Soyons “professionnels” et citons une dernière étude à ce sujet :
Le sondage Ifop-France soir sur “les Français et la sortie de l’euro” publié en janvier 2011 précise que la génération Maastricht (18-24 ans) souhaite la réintroduction du FRANC à hauteur de 22 %, quand la génération qui lui succède (les 25-34 ans) se revendique hostile à la monnaie commune à hauteur de 36 %. Et plus intéressant encore, on constate que la France qui a eu le temps de faire le constat sur les hypothétiques bénéfices du traité de Maastricht (les 35-49 ans) et les traités qui ont suivi, est hostile à l’euro à hauteur de 38 %. La confiance en la récupération de notre monnaie s’effondre ensuite jusqu’à atteindre 13 % à peine pour les plus de 65 ans.
Cette étude est intéressante à plus d’un titre car, à la question de la proximité politique des personnes interrogées, 52 % des sympathisants du Front de Gauche se déclarent hostiles à l’euro. Les électeurs du P.S se déclarent eurosceptiques à 24 % alors que l’UMP, qui pour rappel a fait ses plus gros scores chez les plus âgés, bat un record d’europhilie avec seulement 9 % de sympathisants favorables au retour au franc.

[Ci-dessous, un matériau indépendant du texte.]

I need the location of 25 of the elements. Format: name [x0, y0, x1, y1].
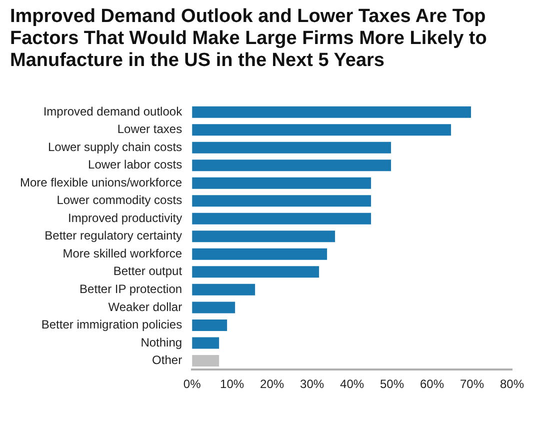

La petite explication sur le positionnement à l’extrême droite ultra-libérale des anciens est certainement liée à la croyance infondée que le teigneux Sarkozy incarnait la continuité du Gaullisme pour les plus âgés des Français, et pour la génération des soixante-huitards (déjà à la retraite), la continuité du pseudo-libéralisme qu’ils chérissent tant.
Quant à vous mesdames, vous serez navrées (ou non) d’apprendre que selon cette étude, vous êtes les plus conservatrices vis à vis de la doxa monétaire actuelle. 25 % des interrogées ont émis le souhait de revenir au franc lorsque 31% des hommes, plus remontés politiquement, souhaitent abandonner l’euro.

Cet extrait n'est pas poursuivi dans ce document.